The Reception Baseline Assessment is a test that the government had planned to introduce this school year. It has now been delayed until September 2021.
However, schools can choose to sign up for the Early Adopter year. This is optional: even if your school is participating, you can withdraw your child from the test.
Here’s how it will work: Within the first six weeks of four-year-olds starting school, they will take a 20-minute test in maths and English. One by one, they will sit with a teacher and complete it using a computer tablet.
Parents won’t be told the results, and the results won’t tell the teacher anything new about pupils anyway. They will be stored in a national database until pupils have finished year 6, at which point they’ll be used to judge schools, not nurture children’s learning.
It is completely unacceptable to test four-year-olds (all of whom are at different levels of development, anyway) as soon as they start school.
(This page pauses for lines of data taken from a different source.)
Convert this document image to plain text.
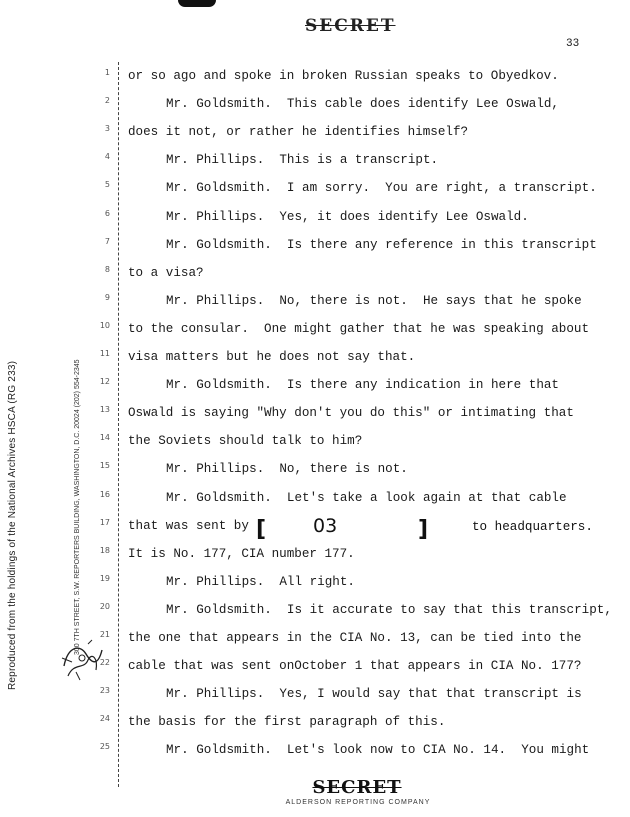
SECRET
33
Reproduced from the holdings of the National Archives HSCA (RG 233)	300 7TH STREET, S.W. REPORTERS BUILDING, WASHINGTON, D.C. 20024 (202) 554-2345
1 or so ago and spoke in broken Russian speaks to Obyedkov.
2	Mr. Goldsmith.  This cable does identify Lee Oswald,
3 does it not, or rather he identifies himself?
4	Mr. Phillips.  This is a transcript.
5	Mr. Goldsmith.  I am sorry.  You are right, a transcript.
6	Mr. Phillips.  Yes, it does identify Lee Oswald.
7	Mr. Goldsmith.  Is there any reference in this transcript
8 to a visa?
9	Mr. Phillips.  No, there is not.  He says that he spoke
10 to the consular.  One might gather that he was speaking about
11 visa matters but he does not say that.
12	Mr. Goldsmith.  Is there any indication in here that
13 Oswald is saying "Why don't you do this" or intimating that
14 the Soviets should talk to him?
15	Mr. Phillips.  No, there is not.
16	Mr. Goldsmith.  Let's take a look again at that cable
17 that was sent by
18 It is No. 177, CIA number 177.
19	Mr. Phillips.  All right.
20	Mr. Goldsmith.  Is it accurate to say that this transcript,
21 the one that appears in the CIA No. 13, can be tied into the
22 cable that was sent onOctober 1 that appears in CIA No. 177?
23	Mr. Phillips.  Yes, I would say that that transcript is
24 the basis for the first paragraph of this.
25	Mr. Goldsmith.  Let's look now to CIA No. 14.  You might
[ 03	]	to headquarters.
SECRET
ALDERSON REPORTING COMPANY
It’s also wrong to measure schools this way.
An open letter to the Department for Education signed by over 700 education experts and academics described the reception baseline assessment as “both pointless and damaging”.
The British Educational Research Association has called the government’s plans “flawed, unjustified and totally unfit for purpose”.
96% of headteachers and other primary school leaders believe that the first few weeks of school should not be spent preparing for tests.
More than four out of five heads believe the assessments will not be fair on children with a summer birthday, those with special educational needs and those without English as a first language.